LLM GPU Memory Calculator








References & Credits

The GPU memory calculation strategies and insights into the challenges of training large language models (LLMs) are inspired by the lessons from Generative AI with Large Language Models course by deeplearning.ai. Specifically, the sections on "Optional video: Efficient multi-GPU compute strategies" and "Computational challenges of training LLMs" provided valuable information for developing this calculator.
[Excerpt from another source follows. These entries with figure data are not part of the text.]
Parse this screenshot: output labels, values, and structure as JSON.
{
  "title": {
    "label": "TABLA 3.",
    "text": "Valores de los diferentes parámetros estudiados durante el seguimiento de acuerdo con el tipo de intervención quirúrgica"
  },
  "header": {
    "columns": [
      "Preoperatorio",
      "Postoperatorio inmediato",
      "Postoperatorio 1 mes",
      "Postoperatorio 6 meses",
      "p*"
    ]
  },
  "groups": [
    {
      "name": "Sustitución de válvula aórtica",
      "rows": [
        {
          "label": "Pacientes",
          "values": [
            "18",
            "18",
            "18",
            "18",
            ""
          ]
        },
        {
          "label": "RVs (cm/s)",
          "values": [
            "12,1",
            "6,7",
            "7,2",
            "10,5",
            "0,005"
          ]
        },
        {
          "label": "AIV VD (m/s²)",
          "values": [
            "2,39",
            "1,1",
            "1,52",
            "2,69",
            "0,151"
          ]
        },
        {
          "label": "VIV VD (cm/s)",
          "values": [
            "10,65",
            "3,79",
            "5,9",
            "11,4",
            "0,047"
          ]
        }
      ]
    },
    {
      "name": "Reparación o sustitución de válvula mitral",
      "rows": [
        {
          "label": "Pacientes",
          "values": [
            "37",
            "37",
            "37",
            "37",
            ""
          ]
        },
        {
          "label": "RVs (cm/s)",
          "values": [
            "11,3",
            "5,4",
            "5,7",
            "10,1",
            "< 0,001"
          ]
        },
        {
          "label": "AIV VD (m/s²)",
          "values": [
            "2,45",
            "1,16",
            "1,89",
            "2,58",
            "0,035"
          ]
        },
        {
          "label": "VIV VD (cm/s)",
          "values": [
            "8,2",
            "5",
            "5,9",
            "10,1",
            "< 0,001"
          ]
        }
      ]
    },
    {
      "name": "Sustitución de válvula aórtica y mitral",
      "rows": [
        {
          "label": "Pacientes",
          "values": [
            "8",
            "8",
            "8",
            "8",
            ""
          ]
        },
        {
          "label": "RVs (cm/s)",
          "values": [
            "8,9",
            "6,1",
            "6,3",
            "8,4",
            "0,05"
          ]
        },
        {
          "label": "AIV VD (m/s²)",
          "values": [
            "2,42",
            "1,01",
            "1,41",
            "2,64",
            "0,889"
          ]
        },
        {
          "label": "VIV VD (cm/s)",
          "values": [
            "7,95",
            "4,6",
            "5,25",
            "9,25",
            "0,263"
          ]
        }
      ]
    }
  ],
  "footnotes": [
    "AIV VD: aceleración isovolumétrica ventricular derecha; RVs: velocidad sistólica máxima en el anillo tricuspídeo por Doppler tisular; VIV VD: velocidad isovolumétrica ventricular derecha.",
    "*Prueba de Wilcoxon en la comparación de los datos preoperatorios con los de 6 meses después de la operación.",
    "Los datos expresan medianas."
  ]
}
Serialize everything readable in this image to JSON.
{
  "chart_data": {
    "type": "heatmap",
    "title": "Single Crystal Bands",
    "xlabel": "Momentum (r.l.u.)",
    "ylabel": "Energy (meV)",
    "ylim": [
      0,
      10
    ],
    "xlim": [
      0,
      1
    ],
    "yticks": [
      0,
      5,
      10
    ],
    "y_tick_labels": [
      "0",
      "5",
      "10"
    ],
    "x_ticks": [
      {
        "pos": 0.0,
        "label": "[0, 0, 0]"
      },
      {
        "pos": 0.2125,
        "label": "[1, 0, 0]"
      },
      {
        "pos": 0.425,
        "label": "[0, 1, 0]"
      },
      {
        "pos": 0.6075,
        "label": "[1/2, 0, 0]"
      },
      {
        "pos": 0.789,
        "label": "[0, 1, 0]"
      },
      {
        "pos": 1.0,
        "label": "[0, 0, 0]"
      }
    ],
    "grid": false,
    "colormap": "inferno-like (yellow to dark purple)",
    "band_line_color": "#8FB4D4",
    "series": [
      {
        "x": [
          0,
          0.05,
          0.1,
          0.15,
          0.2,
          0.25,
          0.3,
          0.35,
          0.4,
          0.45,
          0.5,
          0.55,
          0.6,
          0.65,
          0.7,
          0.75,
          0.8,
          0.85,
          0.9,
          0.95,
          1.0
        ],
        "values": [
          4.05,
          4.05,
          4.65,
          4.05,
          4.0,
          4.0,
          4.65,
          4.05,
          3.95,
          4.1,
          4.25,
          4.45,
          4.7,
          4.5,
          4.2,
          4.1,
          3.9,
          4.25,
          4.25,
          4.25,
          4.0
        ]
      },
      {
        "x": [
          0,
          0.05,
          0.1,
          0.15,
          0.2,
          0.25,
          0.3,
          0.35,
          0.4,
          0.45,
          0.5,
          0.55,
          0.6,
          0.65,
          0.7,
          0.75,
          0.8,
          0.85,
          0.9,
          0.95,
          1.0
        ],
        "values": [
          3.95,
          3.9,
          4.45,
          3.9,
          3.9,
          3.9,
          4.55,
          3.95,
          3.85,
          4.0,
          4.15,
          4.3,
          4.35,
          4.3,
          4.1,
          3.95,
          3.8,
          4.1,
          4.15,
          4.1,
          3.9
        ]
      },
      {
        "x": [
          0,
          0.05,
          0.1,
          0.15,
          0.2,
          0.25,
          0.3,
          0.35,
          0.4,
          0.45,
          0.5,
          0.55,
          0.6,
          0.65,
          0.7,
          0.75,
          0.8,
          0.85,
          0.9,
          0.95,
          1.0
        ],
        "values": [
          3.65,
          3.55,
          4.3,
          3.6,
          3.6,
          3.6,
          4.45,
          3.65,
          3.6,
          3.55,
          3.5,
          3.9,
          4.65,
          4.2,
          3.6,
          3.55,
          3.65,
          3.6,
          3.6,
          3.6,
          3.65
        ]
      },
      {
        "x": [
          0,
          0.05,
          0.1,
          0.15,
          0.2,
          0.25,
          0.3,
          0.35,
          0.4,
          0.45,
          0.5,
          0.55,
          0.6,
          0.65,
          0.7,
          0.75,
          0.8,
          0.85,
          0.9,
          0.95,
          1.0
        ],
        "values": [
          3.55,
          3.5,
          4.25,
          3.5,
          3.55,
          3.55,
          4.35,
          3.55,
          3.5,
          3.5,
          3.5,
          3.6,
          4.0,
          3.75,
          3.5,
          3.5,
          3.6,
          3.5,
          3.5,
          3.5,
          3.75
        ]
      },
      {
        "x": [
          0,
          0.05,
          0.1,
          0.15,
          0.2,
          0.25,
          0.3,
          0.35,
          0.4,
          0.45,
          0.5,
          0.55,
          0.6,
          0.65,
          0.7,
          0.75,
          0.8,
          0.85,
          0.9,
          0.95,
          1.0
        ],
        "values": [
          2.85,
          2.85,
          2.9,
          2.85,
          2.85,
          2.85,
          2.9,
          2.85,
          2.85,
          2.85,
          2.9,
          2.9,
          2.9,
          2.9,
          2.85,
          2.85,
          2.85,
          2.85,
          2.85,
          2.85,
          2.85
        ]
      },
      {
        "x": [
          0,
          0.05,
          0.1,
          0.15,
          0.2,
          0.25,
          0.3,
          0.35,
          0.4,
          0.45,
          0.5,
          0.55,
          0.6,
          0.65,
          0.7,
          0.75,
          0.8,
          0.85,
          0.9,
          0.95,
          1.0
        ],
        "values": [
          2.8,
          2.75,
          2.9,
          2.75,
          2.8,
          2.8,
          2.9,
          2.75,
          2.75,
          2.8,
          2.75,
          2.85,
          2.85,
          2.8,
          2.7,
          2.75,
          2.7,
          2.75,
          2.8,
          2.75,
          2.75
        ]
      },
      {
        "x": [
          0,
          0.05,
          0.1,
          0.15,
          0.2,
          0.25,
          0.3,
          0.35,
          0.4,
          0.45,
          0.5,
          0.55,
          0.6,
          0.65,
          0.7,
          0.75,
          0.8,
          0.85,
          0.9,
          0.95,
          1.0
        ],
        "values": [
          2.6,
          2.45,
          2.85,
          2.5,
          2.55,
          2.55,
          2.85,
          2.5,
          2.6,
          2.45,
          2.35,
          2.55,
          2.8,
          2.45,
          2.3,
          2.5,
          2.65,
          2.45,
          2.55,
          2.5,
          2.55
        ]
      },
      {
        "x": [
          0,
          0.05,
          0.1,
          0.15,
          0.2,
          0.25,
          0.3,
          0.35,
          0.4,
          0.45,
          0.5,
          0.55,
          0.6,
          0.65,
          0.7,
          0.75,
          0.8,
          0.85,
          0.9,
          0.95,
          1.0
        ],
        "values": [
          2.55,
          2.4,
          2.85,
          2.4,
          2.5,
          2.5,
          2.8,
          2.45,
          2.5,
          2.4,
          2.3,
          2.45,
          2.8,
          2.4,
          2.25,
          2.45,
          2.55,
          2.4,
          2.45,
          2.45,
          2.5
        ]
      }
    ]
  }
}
Calculation Method, Logic, and Training Overhead Explained

The calculator estimates GPU memory required using the formula:

  • Storage Memory: Parameters * BytesPerParameter
  • Total Training Memory: Storage Memory * (1 + Training Overhead Multiplier)

Where the training overhead multiplier accounts for:

  • Two optimizer states (16 or 8 bytes, matching precision)
  • Gradients (matching precision bytes)
  • Activations and temporary variables (estimated at 5 times the model storage memory)

The training overhead multiplier is approximately 6, assuming 1 for model storage and 5 for the additional components, calculated per parameter in bytes:

  • FP32: 4 bytes. Full precision.
  • FP16/BFLOAT16: 2 bytes. Reduced memory with minimal precision loss.
  • INT8: 1 byte. Maximum memory efficiency with more significant precision loss.

Final formula for memory calculation: Memory (GB) = Parameters (billions) * BytesPerParameter * 6 / (1024^3)

Understanding Multi-GPU Compute Strategies

Distributed Data Parallel (DDP): This strategy replicates your model on each GPU, processing data in parallel and synchronizing the results to update the model identically across all GPUs. It's efficient for models that fit within a single GPU's memory, speeding up training by leveraging parallel computation.

Fully Sharded Data Parallel (FSDP): FSDP extends capabilities for larger models by sharding model states across GPUs, reducing memory redundancy. Inspired by the ZeRO optimization, it distributes model parameters, gradients, and optimizer states, enabling training of models too large for a single GPU.

Choosing between DDP and FSDP depends on your model's size and the memory capacity of your GPUs. FSDP allows for scaling to larger models by minimizing memory footprint, while DDP is simpler and efficient for models that easily fit in memory.